Rabeigy, père du scoutisme protestant

Dans une période où les Vazaha était mal vus dans la capitale, Jean Beigbeder fait la différence, il était accepté à tel point que son nom fut malgachisé en Rabeigy. Très attaché à Madagascar et à sa culture, Jean Beigbeder fonda à Antananarivo les fondations du mouvement du scoutisme protestant malgache, l’Union Chrétienne des Jeunes Gens (UCJG), un lieu unique, en pleine période coloniale, où se côtoyèrent les élites Malgaches avec les missionnaires Français et Anglais, un lieu de bouillonnement de culture et d’échanges intellectuels, un lieu où la langue utilisée pendant les réunions était uniquement le Malagasy. Par ce lieu, Rabeigy voulut donner à différentes générations d’accéder à la culture européenne et cherche à faire de ce foyer un espace franco-malgache. Quant aux malgaches, ils réussissaient à en faire de ce lieu un « espace de liberté », à un moment où la contestation anticoloniale prenait de l’ampleur. Le « Foyer » contribuait ainsi à les révéler non comme des simples sujets mais comme des acteurs de leur destin individuel et collectif. Cet espace était devenu un lieu de mûrissement des idées et de la contestation anticoloniale. On y apprenait la liberté civique, dans un cadre plus souple que celui de l’école. Fidèle disciple de Baden Powell, il avait pour objectif : « la mise en valeur de l’individu pour le meilleur service de tous ». On pourrait dire que Rabeigy ne contrôlait pas vraiment la situation sur le plan politique. Mais sans contestations, c’est lui le père du scoutisme malgache d’inspiration protestante qui fêtera son centenaire en 2024.

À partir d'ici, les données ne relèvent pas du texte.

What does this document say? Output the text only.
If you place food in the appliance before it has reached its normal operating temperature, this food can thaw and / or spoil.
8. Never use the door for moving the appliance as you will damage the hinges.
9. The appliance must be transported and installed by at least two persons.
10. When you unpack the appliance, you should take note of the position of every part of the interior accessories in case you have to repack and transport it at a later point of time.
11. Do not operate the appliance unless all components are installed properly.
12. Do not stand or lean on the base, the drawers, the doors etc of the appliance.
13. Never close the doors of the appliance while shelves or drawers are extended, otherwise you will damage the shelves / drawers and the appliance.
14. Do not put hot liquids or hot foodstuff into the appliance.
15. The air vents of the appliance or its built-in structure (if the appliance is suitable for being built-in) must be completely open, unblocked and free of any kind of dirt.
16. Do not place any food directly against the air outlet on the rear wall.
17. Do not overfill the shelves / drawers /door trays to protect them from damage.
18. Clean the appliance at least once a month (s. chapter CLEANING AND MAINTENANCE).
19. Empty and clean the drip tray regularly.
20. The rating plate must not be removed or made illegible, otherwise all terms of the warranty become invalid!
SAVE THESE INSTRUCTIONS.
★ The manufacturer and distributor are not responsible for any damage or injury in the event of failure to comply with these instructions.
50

Découvrez l’intégralité de notre interview avec les deux auteures de ce bel ouvrage, un livre qui vous transporte dans la Ville des Milles au début du 20ème siècle :  Faranirina Rajaonah, spécialiste en histoire sociale et culturelle de Madagascar au XXe siècle, Professeure à l’Université d’Antananarivo puis à Paris-Diderot, elle est membre du Comité scientifique de l’Histoire générale de l’Afrique de l’UNESCO & Claire-Lise Lombard, responsable de la Bibliothèque du DEFAP-Service protestant de mission, à Paris, elle est également chargée de la valorisation des archives de la Société des missions évangéliques de Paris.

Fabien G. RAZAKANDRAINIBE, Editorialiste.

[1] Les Hain-teny merina. Poésies populaires malgaches, recueillies et traduites par Jean Paulhan, Paris, Geuthner, 1913.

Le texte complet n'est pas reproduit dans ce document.